On the table in front of him lay a mirror that had been removed from the cottage bathroom (Zales would be sure to put it back just as he had found it when the time came to move on). The mirror’s surface was sprinkled with three powders: one the colour of old rust, one grey and another as pale as salt. Raffen mixed the powders together with a razorblade, adding and subtracting a few grains at a time until he was satisfied he had the ratio just right. Then he slid the mixed powder off the mirror and into a small glass filled with gin, which he swirled.
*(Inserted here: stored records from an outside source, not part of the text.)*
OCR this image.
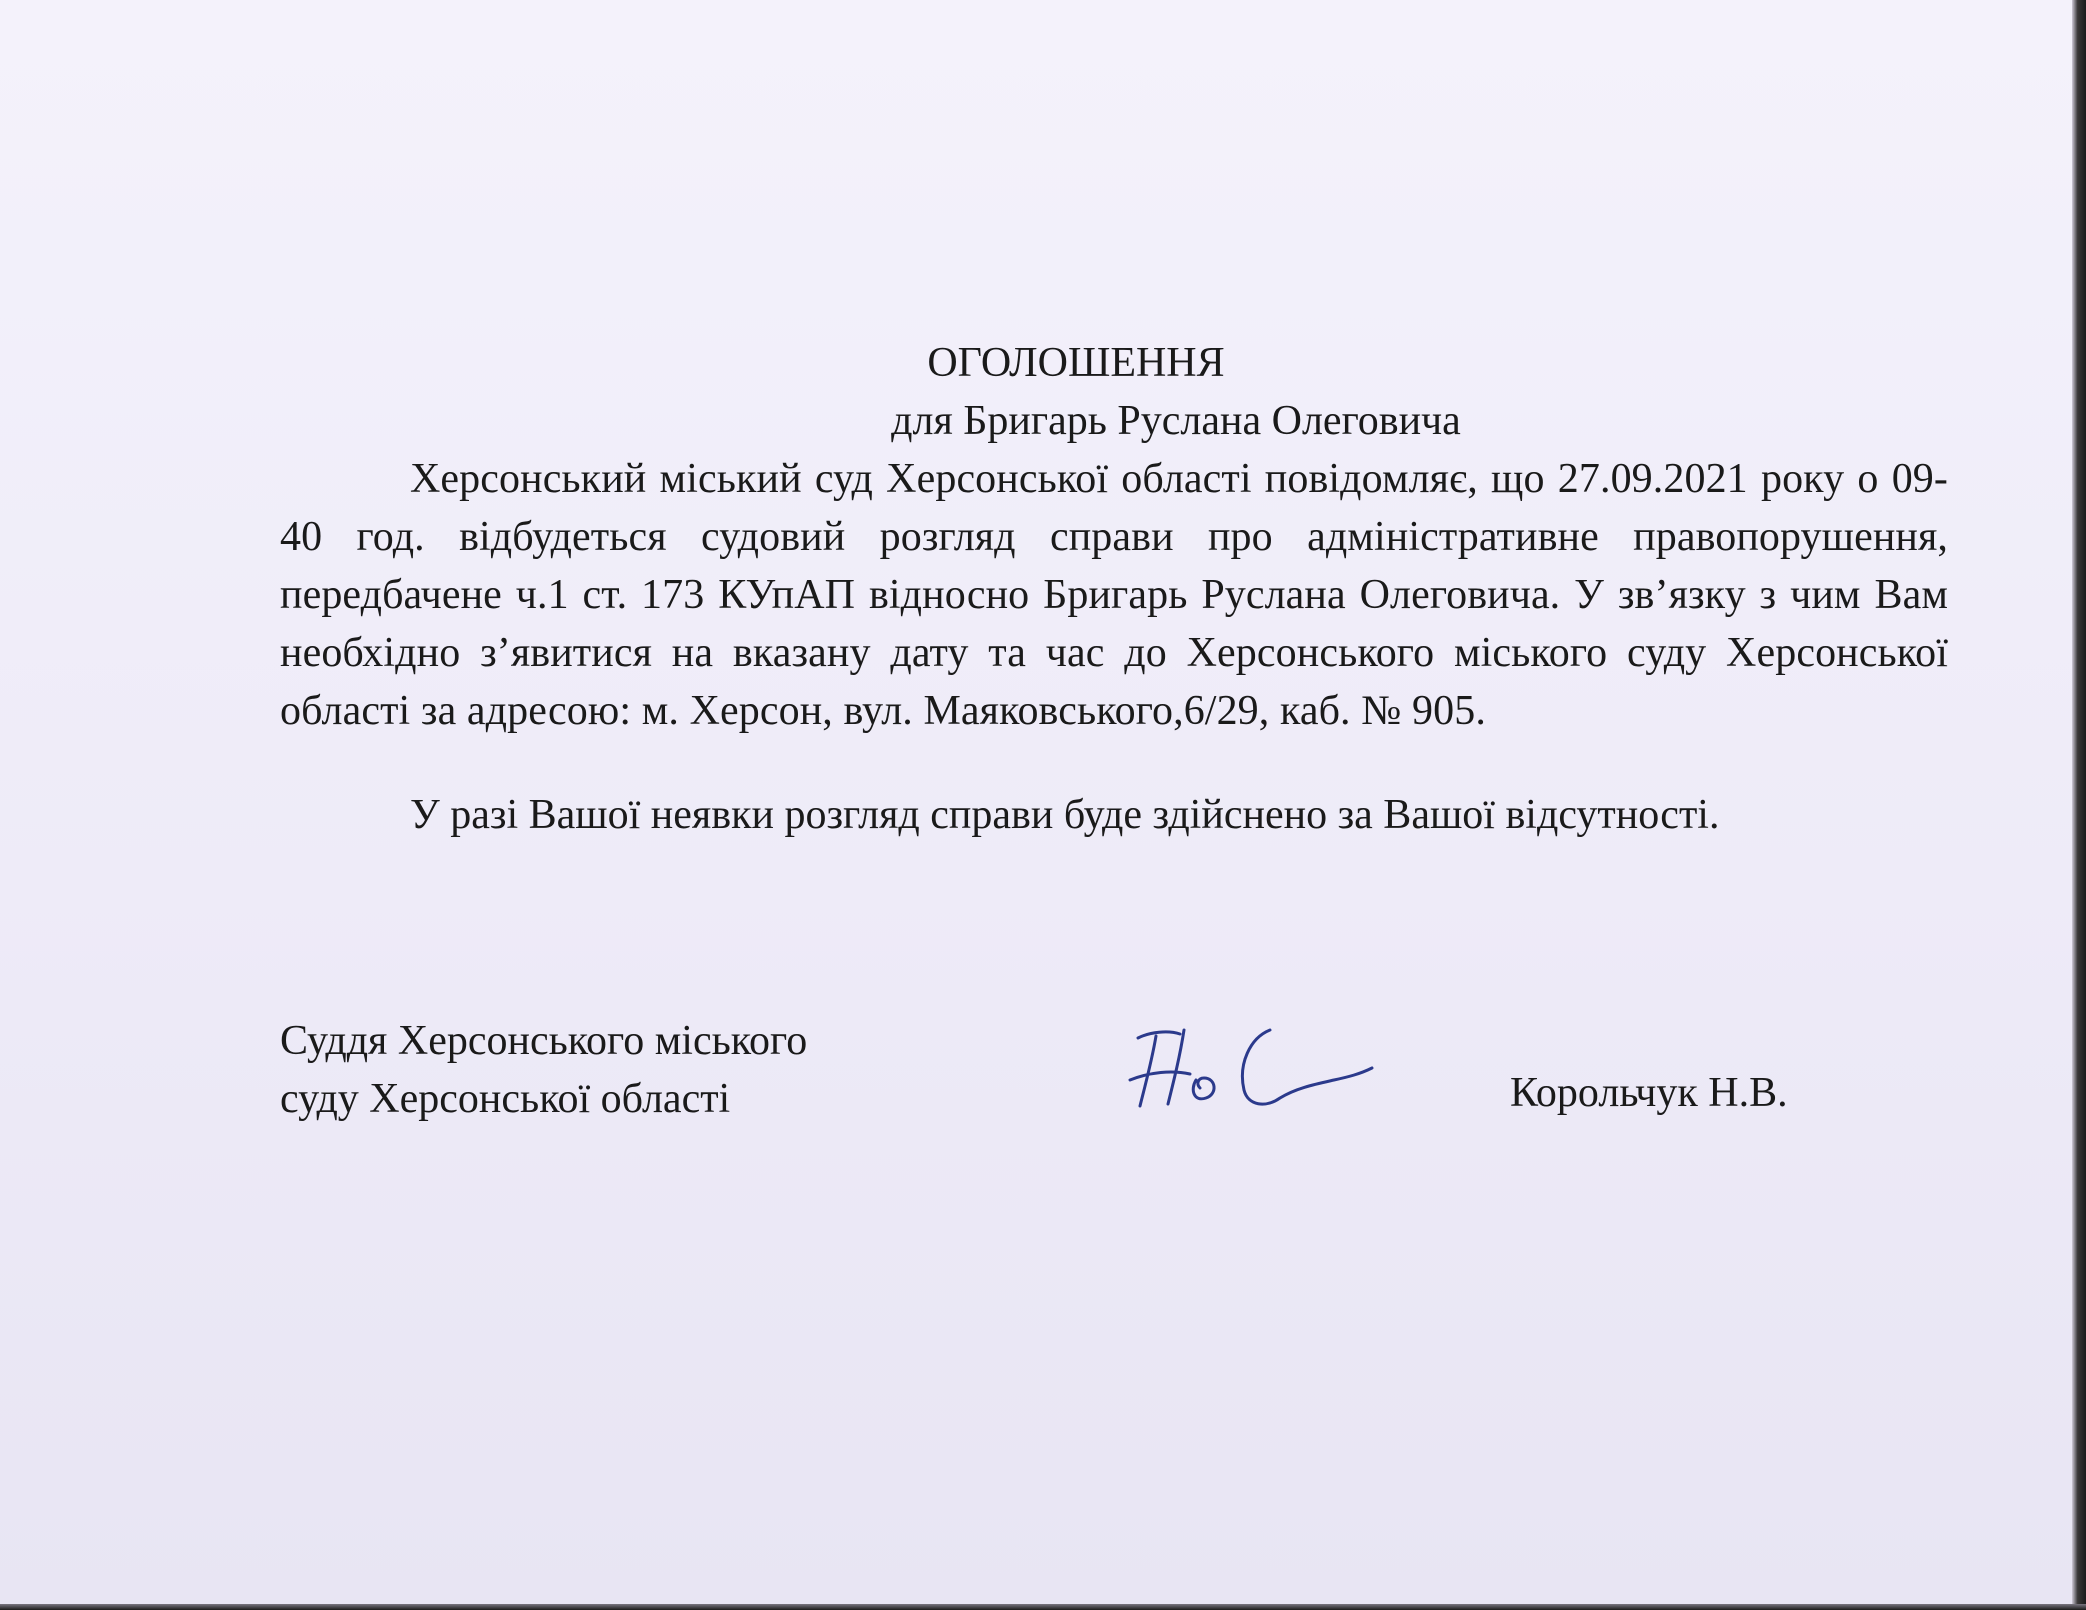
ОГОЛОШЕННЯ
для Бригарь Руслана Олеговича

Херсонський міський суд Херсонської області повідомляє, що 27.09.2021 року о 09-40 год. відбудеться судовий розгляд справи про адміністративне правопорушення, передбачене ч.1 ст. 173 КУпАП відносно Бригарь Руслана Олеговича. У зв’язку з чим Вам необхідно з’явитися на вказану дату та час до Херсонського міського суду Херсонської області за адресою: м. Херсон, вул. Маяковського,6/29, каб. № 905.

У разі Вашої неявки розгляд справи буде здійснено за Вашої відсутності.

Суддя Херсонського міського
суду Херсонської області	Корольчук Н.В.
He stretched his wrinkled neck and cleared his throat before speaking. His voice still emerged shrill and uneven. ‘If there was an audience here I would now make some kind of sign over the glass and say a sentence in one of the old tongues, but that would just be for show.’
The liquid in the glass turned cloudy for a few moments before going clear again. ‘Looks promising,’ Raffen declared, ‘but there’s only one way to check if a batch really works. That’s where you come in. Think of yourself as a guinea pig for my greater good.’
‘I don’t understand what you’re saying,’ said a voice. ‘Please just let me go. I won’t tell anyone, I’ll never come this way again.’ The voice came from behind a dark green sheet liberated from the cottage’s spare bedroom and strung along a piece of twine secured between the shed walls. When the voice spoke again it was pleading. ‘I’ll keep my eyes closed. Or you can blindfold me and drop me anywhere outside of town. Please just untie me.’
‘I will,’ Raffen said. His eyes glowed in the candlelight, like flames reflected in pools of dirty oil. ‘You can’t dance with me all tied up.’
Raffen traced a pointed fingernail over the surface of the sheet. He pulled the sheet away. His eyes drank in the gooseflesh, the whites of the eyes exposed in terror, the quivering lips. He lived for this. From the front pocket of his jacket he retrieved a small but powerful LED flashlight that he would use soon after the contents of the glass had been consumed.
‘Drink up now. This won’t hurt,’ Raffen said. He started to laugh. It sounded like sandpaper being rubbed across a nail file. ‘Of course I can’t be absolutely sure about that, but it does seem the right thing to say.’
Outside, the night stayed peaceful.
Mr Cotterill had been dead right about the screams.